Hip-Dominant Movement: Deadlifts or Hip Thrusts
The hip-dominant movement trains the entire backside of the body (lower back, glutes, hamstrings), which is crucial for posture and bone health. In deadlifts (with barbells or dumbbells), you move your hips and glutes back while keeping your back neutral. “As a woman, you should train to lift your own body weight in deadlifts,” says Andreas Heumann.
Pulling: Pull-up
Targeted training of the pulling muscles (back and biceps) is important to balance muscular imbalances and promote an upright posture. Pull-ups are very effective.
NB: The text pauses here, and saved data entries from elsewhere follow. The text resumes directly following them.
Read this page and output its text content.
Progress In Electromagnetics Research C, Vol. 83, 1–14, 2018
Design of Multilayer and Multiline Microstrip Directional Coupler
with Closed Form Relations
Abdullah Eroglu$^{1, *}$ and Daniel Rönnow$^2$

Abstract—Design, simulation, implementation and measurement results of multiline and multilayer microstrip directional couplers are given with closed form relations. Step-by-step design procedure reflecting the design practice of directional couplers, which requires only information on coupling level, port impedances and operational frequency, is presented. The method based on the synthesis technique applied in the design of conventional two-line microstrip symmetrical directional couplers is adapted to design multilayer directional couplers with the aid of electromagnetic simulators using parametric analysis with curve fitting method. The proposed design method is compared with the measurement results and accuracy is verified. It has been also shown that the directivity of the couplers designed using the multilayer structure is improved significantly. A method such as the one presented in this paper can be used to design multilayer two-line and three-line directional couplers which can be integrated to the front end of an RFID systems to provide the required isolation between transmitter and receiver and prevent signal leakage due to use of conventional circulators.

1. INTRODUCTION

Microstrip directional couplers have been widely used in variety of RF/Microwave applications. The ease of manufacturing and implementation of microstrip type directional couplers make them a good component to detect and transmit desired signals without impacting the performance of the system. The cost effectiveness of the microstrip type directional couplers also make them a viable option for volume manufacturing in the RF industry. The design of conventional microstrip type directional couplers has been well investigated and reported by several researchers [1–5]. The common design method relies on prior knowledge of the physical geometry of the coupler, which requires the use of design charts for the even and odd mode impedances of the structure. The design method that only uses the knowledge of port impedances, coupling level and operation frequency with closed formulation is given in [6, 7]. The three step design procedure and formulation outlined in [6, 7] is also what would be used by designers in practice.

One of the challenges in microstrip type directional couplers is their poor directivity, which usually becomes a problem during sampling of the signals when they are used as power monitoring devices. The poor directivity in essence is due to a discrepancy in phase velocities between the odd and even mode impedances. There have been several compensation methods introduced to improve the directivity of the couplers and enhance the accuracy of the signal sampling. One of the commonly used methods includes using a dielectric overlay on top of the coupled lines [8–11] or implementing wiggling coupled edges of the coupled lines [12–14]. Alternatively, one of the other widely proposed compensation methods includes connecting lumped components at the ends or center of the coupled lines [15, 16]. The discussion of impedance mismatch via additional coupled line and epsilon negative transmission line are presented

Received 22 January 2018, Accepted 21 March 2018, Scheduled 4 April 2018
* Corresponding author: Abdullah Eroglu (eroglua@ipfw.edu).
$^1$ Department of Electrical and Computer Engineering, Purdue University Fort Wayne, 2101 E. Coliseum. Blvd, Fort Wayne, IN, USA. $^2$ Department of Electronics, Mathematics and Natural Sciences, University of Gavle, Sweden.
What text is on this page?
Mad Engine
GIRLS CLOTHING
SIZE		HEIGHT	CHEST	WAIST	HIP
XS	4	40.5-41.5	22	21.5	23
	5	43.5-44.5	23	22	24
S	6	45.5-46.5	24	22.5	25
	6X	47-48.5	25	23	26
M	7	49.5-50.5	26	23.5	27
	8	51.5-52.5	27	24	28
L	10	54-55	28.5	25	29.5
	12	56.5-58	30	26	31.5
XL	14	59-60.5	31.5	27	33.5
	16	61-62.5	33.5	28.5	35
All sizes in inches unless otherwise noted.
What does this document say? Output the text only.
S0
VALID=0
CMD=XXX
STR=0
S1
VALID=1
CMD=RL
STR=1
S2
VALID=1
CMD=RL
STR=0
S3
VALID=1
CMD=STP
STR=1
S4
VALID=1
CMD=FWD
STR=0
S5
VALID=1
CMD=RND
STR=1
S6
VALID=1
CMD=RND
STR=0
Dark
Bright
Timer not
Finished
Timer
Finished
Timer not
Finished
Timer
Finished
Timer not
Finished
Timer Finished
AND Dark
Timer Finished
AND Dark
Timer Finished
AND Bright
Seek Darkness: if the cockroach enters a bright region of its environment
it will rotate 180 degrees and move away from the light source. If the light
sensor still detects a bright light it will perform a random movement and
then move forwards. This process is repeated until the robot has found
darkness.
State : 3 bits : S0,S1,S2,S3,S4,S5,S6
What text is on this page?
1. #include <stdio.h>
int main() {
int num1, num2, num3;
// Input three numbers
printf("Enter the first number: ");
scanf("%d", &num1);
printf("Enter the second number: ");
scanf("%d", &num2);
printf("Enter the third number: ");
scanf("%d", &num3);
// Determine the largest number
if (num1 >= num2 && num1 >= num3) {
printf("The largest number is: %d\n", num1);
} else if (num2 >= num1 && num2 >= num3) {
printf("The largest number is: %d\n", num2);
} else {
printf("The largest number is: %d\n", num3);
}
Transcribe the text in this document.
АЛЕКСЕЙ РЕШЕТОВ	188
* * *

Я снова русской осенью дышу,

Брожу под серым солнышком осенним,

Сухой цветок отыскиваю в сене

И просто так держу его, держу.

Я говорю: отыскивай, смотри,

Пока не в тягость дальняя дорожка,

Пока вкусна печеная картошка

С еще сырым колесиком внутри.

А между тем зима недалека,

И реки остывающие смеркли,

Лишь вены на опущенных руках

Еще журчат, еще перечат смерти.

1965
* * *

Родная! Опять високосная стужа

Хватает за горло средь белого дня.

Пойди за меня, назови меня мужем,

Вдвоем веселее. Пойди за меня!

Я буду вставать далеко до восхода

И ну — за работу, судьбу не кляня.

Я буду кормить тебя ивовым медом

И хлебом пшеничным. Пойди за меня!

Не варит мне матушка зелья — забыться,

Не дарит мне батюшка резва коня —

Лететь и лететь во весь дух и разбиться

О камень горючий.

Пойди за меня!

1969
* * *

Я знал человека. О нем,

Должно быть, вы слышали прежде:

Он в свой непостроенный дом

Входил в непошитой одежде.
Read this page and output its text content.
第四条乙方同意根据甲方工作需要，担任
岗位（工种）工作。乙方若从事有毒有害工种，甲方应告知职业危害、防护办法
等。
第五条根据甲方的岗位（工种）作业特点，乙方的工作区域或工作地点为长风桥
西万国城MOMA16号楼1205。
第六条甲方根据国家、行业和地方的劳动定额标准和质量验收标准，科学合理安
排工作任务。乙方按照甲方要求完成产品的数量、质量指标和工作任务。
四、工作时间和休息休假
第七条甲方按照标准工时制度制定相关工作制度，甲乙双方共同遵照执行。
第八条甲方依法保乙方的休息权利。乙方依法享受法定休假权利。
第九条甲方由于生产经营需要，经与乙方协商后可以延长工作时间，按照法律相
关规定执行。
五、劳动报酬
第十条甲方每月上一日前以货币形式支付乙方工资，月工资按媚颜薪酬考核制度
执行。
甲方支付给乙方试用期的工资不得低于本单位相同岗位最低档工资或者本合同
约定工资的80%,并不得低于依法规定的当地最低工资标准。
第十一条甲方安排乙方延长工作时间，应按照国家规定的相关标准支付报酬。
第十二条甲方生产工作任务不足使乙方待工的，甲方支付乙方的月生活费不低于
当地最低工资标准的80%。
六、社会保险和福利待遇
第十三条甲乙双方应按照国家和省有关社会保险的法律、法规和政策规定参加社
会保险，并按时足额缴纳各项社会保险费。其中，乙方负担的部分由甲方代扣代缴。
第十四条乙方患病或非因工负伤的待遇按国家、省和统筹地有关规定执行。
For beginners, lat pull-down machines or rowing exercises at the gym are suitable. “All my clients must be able to do at least one pull-up by the end of our training,” says Andreas Heumann. The excuse “too old” doesn’t apply here. “I’ve had clients who learned pull-ups even at 60 years old,” says the sports scientist.
Squat Movement: e.g., Back Squat
The squat is the most functional exercise for the lower body. It trains the legs and glutes and improves mobility. Whether with a barbell (back squat) or with your own body weight: Pay attention to clean technique, where the knees point over the feet and the hips come below knee height.
Jumping as a Peak Load
Studies show that high peak loads strengthen bones and muscles.1 Occasionally raising your pulse–such as with jumping rope or jumping jacks–keeps you young and ensures a better metabolism. These short cardio peaks can be ideally incorporated at the end of training to specifically counteract bone loss (osteoporosis). Strong loads during strength training also help bones maintain and stabilize their structure.